Raised intracranial pressure levels increases the risk for secondary brain ischemia and is highly correlated with poor outcome, which highlights the importance of aggressive ICP‐directed treatment 1) 2) 3) 4) 5) 6) 7).
The definition of a secondary insult can be intracranial pressure > 20 mm Hg.
Cerebral perfusion pressure < 60 mm Hg.
Systolic blood pressure < 100 mm Hg for 5 minutes or more.
Secondary injury is an indirect result of the insult. It results from processes initiated by the trauma.
Microglial inflammation plays a vital role in intracerebral hemorrhage (ICH)-induced secondary brain injury. IL-17A has been identified to promote microglia activation, but the role in the pathology following ICH remains unclear.
Unlike in most forms of trauma a large percentage of the people killed by brain trauma do not die right away but rather days to weeks after the event.
In addition, rather than improving after being hospitalized as most patients with other types of injuries do, about 40% of people with TBI deteriorate.
This is often a result of secondary injury, which can damage even neurons that were unharmed in the primary injury. It occurs after a variety of brain insults including subarachnoid hemorrhage, stroke, and traumatic brain injury and involves metabolic cascades.
Secondary injury can result from complications of the injury:
Changes in the blood flow to the brain
In addition, alterations in the release of neurotransmitters (the chemicals used by brain cells to communicate) can cause secondary injury. Imbalances in some neurotransmitters can lead to excitotoxicity, damage to brain cells that results from overactivation of biochemical receptors for excitatory neurotransmitters (those that increase the likelihood that a neuron will fire). Excitotoxicity can cause a variety of negative effects, including damage to cells by free radicals, potentially leading to neurodegeneration. Another factor in secondary injury is loss of cerebral autoregulation, the ability of the brain's blood vessels to regulate cerebral blood flow.
Other factors in secondary damage are breakdown of the blood–brain barrier, edema, ischemia and hypoxia.
Ischemia is one of the leading causes of secondary brain damage after head trauma.
Similar mechanisms are involved in secondary injury after ischemia, trauma, and injuries resulting when a person does not get enough oxygen. After stroke, an ischemic cascade, a set of biochemical cascades takes place.
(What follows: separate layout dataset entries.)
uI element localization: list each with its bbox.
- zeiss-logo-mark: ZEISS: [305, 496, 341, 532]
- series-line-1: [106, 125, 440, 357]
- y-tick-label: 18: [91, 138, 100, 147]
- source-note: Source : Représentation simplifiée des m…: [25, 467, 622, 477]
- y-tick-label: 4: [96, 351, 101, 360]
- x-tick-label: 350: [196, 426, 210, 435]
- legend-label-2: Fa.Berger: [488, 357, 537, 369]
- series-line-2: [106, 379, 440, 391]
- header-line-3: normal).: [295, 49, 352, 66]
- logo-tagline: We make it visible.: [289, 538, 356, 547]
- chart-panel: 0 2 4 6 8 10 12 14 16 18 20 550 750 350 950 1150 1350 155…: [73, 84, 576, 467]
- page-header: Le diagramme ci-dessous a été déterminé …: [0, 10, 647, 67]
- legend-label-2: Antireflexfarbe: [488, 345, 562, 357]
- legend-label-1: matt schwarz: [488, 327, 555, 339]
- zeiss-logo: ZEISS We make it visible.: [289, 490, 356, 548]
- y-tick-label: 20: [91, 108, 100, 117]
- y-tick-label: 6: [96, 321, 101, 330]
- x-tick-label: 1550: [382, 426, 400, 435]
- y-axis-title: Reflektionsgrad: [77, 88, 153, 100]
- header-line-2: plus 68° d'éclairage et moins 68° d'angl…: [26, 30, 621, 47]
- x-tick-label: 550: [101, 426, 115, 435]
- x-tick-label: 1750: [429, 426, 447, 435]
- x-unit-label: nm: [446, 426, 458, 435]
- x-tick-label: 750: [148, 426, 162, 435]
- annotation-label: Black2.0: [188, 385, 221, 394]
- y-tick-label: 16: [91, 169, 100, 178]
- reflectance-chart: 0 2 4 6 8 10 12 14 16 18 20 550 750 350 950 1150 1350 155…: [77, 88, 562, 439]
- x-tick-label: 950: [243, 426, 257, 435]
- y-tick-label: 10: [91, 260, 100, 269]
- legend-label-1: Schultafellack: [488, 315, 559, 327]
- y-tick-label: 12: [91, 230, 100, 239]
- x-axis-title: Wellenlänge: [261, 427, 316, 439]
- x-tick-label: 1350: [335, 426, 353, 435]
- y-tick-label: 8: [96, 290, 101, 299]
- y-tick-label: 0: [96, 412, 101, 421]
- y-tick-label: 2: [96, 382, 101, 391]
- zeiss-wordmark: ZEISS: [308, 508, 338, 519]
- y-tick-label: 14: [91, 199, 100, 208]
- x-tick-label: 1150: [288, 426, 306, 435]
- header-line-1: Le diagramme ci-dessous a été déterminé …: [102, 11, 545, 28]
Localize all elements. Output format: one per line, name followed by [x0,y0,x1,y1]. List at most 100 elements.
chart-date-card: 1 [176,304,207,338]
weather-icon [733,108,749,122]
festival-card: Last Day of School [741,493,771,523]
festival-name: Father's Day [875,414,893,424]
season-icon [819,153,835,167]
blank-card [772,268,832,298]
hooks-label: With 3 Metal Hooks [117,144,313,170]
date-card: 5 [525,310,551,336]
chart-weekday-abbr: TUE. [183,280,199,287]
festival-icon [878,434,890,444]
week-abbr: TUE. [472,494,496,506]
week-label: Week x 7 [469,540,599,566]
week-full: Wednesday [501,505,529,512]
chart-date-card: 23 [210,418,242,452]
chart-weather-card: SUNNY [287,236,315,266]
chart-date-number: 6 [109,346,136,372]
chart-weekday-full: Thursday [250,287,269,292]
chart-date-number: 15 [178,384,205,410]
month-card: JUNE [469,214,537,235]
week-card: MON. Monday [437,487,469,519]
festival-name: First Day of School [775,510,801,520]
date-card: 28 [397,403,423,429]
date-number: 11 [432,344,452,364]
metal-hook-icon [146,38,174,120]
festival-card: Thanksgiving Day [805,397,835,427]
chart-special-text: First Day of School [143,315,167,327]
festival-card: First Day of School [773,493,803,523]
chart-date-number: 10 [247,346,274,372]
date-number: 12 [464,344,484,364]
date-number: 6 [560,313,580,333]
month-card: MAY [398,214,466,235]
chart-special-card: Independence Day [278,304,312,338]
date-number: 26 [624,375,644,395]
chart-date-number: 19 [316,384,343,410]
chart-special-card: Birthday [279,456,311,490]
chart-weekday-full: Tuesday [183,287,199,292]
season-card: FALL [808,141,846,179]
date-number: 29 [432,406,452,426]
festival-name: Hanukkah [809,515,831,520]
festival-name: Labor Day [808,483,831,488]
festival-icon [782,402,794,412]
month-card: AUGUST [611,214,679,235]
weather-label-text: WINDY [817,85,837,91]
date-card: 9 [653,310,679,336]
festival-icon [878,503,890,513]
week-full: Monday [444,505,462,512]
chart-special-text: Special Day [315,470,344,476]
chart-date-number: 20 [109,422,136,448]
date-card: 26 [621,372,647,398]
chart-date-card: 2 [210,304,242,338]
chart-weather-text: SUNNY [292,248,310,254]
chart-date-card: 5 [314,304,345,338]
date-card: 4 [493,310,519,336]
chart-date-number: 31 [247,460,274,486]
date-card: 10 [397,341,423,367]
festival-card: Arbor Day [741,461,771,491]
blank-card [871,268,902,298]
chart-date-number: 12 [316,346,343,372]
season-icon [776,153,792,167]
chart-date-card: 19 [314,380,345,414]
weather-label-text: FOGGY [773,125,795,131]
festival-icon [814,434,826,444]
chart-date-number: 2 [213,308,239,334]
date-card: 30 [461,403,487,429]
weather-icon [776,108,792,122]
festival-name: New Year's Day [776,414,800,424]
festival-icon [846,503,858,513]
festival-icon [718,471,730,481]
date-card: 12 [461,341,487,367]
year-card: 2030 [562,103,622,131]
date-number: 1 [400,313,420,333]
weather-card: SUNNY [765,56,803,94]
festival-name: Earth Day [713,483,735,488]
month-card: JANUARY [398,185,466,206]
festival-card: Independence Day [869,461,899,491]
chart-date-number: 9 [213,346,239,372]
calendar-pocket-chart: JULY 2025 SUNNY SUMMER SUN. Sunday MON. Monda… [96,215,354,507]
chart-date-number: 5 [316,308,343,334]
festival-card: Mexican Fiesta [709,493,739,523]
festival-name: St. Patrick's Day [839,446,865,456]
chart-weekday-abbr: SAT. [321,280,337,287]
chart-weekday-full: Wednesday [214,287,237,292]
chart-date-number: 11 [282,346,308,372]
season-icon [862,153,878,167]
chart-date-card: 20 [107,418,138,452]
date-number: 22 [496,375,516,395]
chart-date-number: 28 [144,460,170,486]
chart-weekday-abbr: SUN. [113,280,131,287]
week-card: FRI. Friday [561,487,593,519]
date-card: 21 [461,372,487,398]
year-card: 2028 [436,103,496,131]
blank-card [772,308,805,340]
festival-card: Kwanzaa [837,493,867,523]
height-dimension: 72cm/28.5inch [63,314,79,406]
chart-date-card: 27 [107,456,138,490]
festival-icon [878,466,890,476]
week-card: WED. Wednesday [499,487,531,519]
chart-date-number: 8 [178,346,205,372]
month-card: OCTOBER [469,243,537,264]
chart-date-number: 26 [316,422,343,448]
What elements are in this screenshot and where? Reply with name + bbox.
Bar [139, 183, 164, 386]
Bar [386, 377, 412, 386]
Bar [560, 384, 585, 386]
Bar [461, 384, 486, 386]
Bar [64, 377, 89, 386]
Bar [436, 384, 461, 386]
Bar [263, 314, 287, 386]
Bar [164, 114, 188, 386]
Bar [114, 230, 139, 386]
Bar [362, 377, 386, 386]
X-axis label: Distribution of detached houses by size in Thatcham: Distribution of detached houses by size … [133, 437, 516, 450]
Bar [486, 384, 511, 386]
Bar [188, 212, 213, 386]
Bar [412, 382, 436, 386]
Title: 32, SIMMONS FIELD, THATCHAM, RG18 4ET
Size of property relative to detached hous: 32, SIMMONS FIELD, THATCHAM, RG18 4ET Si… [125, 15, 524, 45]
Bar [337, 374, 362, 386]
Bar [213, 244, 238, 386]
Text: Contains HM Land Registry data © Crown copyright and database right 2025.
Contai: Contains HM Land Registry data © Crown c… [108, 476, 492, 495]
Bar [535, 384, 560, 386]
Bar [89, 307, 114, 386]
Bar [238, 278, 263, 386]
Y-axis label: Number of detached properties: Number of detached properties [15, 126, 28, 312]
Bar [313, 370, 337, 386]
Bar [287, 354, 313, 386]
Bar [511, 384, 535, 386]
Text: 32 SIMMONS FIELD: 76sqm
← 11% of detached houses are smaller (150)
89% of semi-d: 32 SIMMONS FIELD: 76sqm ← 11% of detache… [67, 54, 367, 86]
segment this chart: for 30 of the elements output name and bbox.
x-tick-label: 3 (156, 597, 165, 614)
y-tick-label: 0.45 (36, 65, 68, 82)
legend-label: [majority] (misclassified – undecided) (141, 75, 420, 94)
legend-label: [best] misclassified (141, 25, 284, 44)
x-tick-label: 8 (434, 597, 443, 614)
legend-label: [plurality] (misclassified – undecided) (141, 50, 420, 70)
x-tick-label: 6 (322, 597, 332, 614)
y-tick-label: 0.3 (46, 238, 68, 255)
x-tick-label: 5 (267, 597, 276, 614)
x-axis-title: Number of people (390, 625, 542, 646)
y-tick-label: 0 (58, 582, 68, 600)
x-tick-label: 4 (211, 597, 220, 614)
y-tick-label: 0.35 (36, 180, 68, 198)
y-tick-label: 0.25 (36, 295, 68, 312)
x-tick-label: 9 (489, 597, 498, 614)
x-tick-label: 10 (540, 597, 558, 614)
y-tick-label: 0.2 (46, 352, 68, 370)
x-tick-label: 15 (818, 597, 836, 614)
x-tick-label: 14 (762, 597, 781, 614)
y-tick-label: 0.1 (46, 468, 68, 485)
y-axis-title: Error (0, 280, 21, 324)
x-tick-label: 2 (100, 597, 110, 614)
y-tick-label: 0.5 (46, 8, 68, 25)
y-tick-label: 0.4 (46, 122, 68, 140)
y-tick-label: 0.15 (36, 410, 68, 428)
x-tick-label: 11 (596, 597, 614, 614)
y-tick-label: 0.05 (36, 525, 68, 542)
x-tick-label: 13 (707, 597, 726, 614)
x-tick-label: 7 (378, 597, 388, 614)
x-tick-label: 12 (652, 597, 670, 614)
Secondary brain injury starts after the initial traumatic impact and marked by an increase in the intracellular calcium concentrations.This cascadeeventually results in membrane lipid peroxidation and neuronal cell death.
A study included 18 patients, seven women and 11 men, aged 36-76 years with different neurosurgical diagnoses. The total number of nursing interventions analyzed was 1,717. The most common kind of secondary insults after a nursing measure was high intracranial pressure (n = 93) followed by low cerebral perfusion pressure (n = 43) and low systolic blood pressure (n = 14). Repositioning (n = 39) and simultaneous interventions (n = 32) were the nursing interventions causing most secondary insults. There were substantial variations between the patients; only one patient had no secondary insult. There were, overall, a limited number of secondary insults related to nursing interventions when a standardized management protocol system was applied to reduce the occurrence of secondary insults. Patients with an increased risk of secondary insults should be recognized, and their care and treatment should be carefully planned and performed to avoid secondary insults 8).